星野仁彦『発達障害に気づかない大人たち』(祥伝社新書,2010年)を読んだ.

発達障害というと相当幅広い疾患群を指すけれど,これらは神経学的基盤を持っていること,有病率が高いこと,他の疾患と同様に遺伝的素因に左右されるが遺伝だけからくるものではないこと,特にADHDについてはメチルフェニデートによる薬物療法が有効であること,適切な治療がなされなければ二次障害を併発するリスクがあることなどを解説している.著者の専門がADHDだからなのか,LDやPDD方面の解説は薄い.

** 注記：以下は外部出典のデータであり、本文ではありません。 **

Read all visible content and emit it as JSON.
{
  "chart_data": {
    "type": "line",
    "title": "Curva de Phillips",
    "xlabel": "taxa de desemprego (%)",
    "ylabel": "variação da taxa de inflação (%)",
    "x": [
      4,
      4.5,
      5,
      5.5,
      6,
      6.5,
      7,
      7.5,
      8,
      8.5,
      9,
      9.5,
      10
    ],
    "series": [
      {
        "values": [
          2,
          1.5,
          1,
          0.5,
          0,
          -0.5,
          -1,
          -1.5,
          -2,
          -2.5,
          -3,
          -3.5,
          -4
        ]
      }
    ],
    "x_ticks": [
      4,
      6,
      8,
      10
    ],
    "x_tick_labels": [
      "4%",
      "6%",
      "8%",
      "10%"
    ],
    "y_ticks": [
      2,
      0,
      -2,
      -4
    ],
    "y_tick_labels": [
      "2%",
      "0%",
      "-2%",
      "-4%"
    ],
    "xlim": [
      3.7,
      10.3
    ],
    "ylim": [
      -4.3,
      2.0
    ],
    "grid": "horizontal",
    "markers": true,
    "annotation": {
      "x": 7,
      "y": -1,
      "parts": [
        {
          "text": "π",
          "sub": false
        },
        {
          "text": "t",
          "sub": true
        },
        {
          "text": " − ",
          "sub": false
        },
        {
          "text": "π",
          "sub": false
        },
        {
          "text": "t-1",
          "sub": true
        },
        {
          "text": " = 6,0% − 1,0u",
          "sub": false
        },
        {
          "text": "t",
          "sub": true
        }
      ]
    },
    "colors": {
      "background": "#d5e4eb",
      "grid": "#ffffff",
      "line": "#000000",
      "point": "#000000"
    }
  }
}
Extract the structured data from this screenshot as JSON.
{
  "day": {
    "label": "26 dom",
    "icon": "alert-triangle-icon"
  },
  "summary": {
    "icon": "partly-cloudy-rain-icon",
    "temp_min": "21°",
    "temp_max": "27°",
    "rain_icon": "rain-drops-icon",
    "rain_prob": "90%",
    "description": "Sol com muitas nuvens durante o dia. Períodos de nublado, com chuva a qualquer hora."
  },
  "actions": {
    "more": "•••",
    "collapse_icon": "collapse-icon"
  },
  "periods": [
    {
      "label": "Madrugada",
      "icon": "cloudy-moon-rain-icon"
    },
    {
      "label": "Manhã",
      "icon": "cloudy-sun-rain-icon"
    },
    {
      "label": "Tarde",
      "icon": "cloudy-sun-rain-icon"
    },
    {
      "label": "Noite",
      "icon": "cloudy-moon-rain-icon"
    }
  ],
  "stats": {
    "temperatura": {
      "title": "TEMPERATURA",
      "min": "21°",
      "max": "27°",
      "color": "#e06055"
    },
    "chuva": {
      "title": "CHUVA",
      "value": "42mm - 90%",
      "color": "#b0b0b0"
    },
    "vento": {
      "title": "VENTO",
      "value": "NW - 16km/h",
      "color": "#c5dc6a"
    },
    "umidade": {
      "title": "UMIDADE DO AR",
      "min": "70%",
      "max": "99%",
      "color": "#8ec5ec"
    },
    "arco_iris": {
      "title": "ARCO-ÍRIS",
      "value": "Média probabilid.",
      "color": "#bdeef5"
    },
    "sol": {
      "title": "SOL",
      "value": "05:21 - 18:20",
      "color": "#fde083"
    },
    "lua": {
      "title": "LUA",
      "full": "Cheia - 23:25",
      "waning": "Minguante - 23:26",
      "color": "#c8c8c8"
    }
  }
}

ADHDというと,教師の言うことを聞けない・暴力を振るう男子という印象があるけれど,これは多動性・衝動性優位型として分類され,ほかに不注意優勢型というものもあって,こちらは男子のみならず女子にもしばしばみられるという.自動車学校で初めての路上教習のときに人をひきそうになり,教官に「一生運転するな」と言われたという記述には迫真性がある.

しかし,白血病などの疾患が細分化され原因の特定が進んでいったのに対し,発達障害の研究はまだまだこれからといった印象を受けた.疾患の記述ができただけ一歩前進だけれど,専門とする医師が少ないので実際に診療を受けるのは決して容易ではないはず.薬物療法も往時のリウマチの金療法のようなレベルのようにも見受けられると言ったら怒られるだろうか.